Monday, October 31, 2011
What If Evil Doesn't Exist?
I'm wrapping up Part 2 of my MCCC Philosophy of Religion class. It's the section on "The Problem of Evil." J.L. Mackie, in his logical argument from evil against the existence of God, writes that there would be no "problem of evil" if "evil" did not exist.
"Evil," in the philosophical discussion, is usually defined as "gratuitous suffering," aka "pointless suffering." If value is added to suffering it is not gratuitous. If the suffering is needed to allow for a greater good to happen or to prevent a greater evil from happening, then the suffering is not gratuitous, but redemptive.
On atheism-as-metaphysical naturalism it seems that "evil" does not exist. Metaphysical naturalism does not contain the word "ought." Science claims to tell us what "is," but one can't get "ought" from "is."
Atheist Richard Dawkins seems to recognize this. Dawkins writes: "In a universe of electrons and selfish genes, blind physical forces and genetic replication, some people are going to get hurt, other people are going to get lucky, and you won't find any rhyme or reason in it, nor any justice. The unvierse that we observe has precisely the properties we should expetc if there is, at bottom, no design, no purpose, no evil and no good, nothing but pitiless indifference... DNA neither cares nor knows. DNA just is. And we dance to its music."
On Dawkins' version of atheism, "evil" and "good" do not exist.
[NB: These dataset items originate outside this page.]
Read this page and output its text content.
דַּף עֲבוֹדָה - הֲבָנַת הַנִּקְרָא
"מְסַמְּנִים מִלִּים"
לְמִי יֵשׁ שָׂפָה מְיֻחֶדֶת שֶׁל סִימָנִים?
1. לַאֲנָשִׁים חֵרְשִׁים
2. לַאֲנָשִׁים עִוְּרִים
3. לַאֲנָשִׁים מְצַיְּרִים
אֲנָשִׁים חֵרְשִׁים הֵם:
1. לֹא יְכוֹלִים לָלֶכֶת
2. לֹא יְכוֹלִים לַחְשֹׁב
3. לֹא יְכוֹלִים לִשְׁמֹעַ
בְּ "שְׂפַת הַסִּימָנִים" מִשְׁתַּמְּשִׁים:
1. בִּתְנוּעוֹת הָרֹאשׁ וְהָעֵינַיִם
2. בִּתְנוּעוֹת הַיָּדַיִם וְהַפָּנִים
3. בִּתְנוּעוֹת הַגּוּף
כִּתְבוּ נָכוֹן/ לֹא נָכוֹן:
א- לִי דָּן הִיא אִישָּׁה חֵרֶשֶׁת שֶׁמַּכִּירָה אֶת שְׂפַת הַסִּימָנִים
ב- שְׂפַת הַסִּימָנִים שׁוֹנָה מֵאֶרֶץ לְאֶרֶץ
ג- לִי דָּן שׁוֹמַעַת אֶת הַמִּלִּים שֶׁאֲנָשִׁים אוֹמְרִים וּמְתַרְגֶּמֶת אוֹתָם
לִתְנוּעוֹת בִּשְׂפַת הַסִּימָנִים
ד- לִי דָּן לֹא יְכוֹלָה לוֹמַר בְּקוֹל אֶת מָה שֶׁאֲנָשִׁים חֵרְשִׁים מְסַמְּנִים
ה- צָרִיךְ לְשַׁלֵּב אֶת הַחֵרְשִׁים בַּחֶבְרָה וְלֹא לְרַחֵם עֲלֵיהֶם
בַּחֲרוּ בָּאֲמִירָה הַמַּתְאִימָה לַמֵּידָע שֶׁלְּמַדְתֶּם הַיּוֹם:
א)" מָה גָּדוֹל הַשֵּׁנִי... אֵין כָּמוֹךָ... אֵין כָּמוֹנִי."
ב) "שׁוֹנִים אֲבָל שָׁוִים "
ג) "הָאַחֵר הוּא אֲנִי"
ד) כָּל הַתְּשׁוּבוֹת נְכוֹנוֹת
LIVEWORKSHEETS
I think he correct, if atheism is true. But this entails that the "problem of evil" is only a so-called "problem," akin to "the problem of unicorns." Because, as Mackie has said, if evil does not exist then there is no "problem of evil." That is, on Mackie's reasoning (as well as Rowe's), the statement Evil exists must be true. Dawkins says it is not. Thus Mackie-type and Rowe-type arguments from evil fail. "Evil" must exist for there to be an argument from evil.
Note that Bill Craig has given an argument from evil for God's existence. It is:
1. If there is no God, then evil (objective evil) does not exist.
2. Evil exists. (Mackie's third premise)
3. Therefore, God exists.
Therefore, on atheism, "evil" does not form an objection to God's existence since it does not exist. For the atheist to think it does would be like accusing theists of being inconsistent because unicorns exist. Atheism has no foundation capable of bearing the word "ought."